Time Enough at Last-Twilight Zone 1×08



 “Time Enough at Last” Symbolism (Twilight Zone) TheTwilightZoneLogo

“Time Enough at Last” is a Twilight Zone episode that is about the dangers of obsession. Henry Bemis, the nerdy glasses-wearing protagonist, loves to read. Books end up being a symbol for obsession, as everything in the story revolves around them. Henry Bemis is always talking about books at his job to customers, even if they don’t care, and goes so far as to read and ignore customers to continue reading. He even sneaks away during work to read. This symbol of his obsession becomes even more apparent when his boss scolds him for reading like he does and his wife outright refuses to let him read anything while he’s at home.

They refer to reading as a complete waste of time and foolish.

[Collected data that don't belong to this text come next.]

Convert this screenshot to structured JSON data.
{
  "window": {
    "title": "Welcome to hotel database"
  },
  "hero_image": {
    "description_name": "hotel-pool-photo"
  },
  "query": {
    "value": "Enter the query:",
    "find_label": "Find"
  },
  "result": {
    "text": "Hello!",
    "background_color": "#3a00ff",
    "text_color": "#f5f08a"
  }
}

Henry is also shown to be completely uninterested in anything else but reading, shown by his disinterest in his job, his wife, and spending time with neighbors. Henry just wants to read all the time and laments that he doesn’t have time to. The books serve as a symbol for any object of obsession that you can think of, and Henry is symbolic for any person with an obsession.

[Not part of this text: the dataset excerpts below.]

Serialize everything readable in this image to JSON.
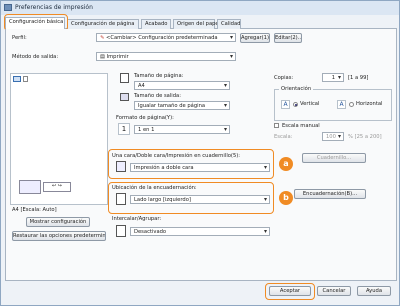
{
  "window": {
    "title": "Preferencias de impresión"
  },
  "tabs": [
    {
      "label": "Configuración básica"
    },
    {
      "label": "Configuración de página"
    },
    {
      "label": "Acabado"
    },
    {
      "label": "Origen del papel"
    },
    {
      "label": "Calidad"
    }
  ],
  "profile": {
    "label": "Perfil:",
    "value": "<Cambiar> Configuración predeterminada",
    "add": "Agregar(1)...",
    "edit": "Editar(2)..."
  },
  "output": {
    "label": "Método de salida:",
    "value": "Imprimir"
  },
  "preview": {
    "caption": "A4 [Escala: Auto]",
    "show_settings": "Mostrar configuración",
    "restore": "Restaurar las opciones predeterminadas"
  },
  "page_size": {
    "label": "Tamaño de página:",
    "value": "A4"
  },
  "output_size": {
    "label": "Tamaño de salida:",
    "value": "Igualar tamaño de página"
  },
  "layout": {
    "label": "Formato de página(Y):",
    "value": "1 en 1",
    "num": "1"
  },
  "duplex": {
    "label": "Una cara/Doble cara/Impresión en cuadernillo(5):",
    "value": "Impresión a doble cara",
    "booklet": "Cuadernillo..."
  },
  "binding": {
    "label": "Ubicación de la encuadernación:",
    "value": "Lado largo [izquierdo]",
    "button": "Encuadernación(B)..."
  },
  "collate": {
    "label": "Intercalar/Agrupar:",
    "value": "Desactivado"
  },
  "copies": {
    "label": "Copias:",
    "value": "1",
    "range": "[1 a 99]"
  },
  "orientation": {
    "label": "Orientación",
    "vertical": "Vertical",
    "horizontal": "Horizontal"
  },
  "scaling": {
    "manual": "Escala manual",
    "label": "Escala:",
    "value": "100",
    "range": "% [25 a 200]"
  },
  "badges": {
    "a": "a",
    "b": "b"
  },
  "footer": {
    "ok": "Aceptar",
    "cancel": "Cancelar",
    "help": "Ayuda"
  },
  "colors": {
    "highlight": "#f08b24",
    "chrome": "#dbe6f3"
  }
}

One day at work, Henry Bemis ends up locking himself in the vault at his place of work to read and a nuclear bomb goes off. When Henry awakens, he realizes that he is the last man on Earth and the world is now a nuclear wasteland. Henry Bemis is then in a world without books, all of them having been destroyed, and the nuclear wasteland symbolizes the absence of the item of obsession. Henry lasts one day before becoming completely bored and desperate for anything to do. His obsession mixed with a none of his books almost makes him take his life, which shows that without the item of obsession, it takes people to dark places and makes them rather miserable.

At the end of this Twilight Zone episode, Henry finds a public library which makes him happy because he can just read forever now without anybody bothering him. For people with an obsession, to never be bothered when you are partaking in whatever your obsession is would be the best thing for them. However, just when Henry Bemis is starting to read, his glasses fall off and break. He then cries because he could finally partake in his obsession as much as he’d like forever, but because he can’t see now he is unable to. This shows the unhealthiness of obsession, meaning that even if you could have all the time in the world to read, to dwell on that obsession is always going to lead to negative outcomes.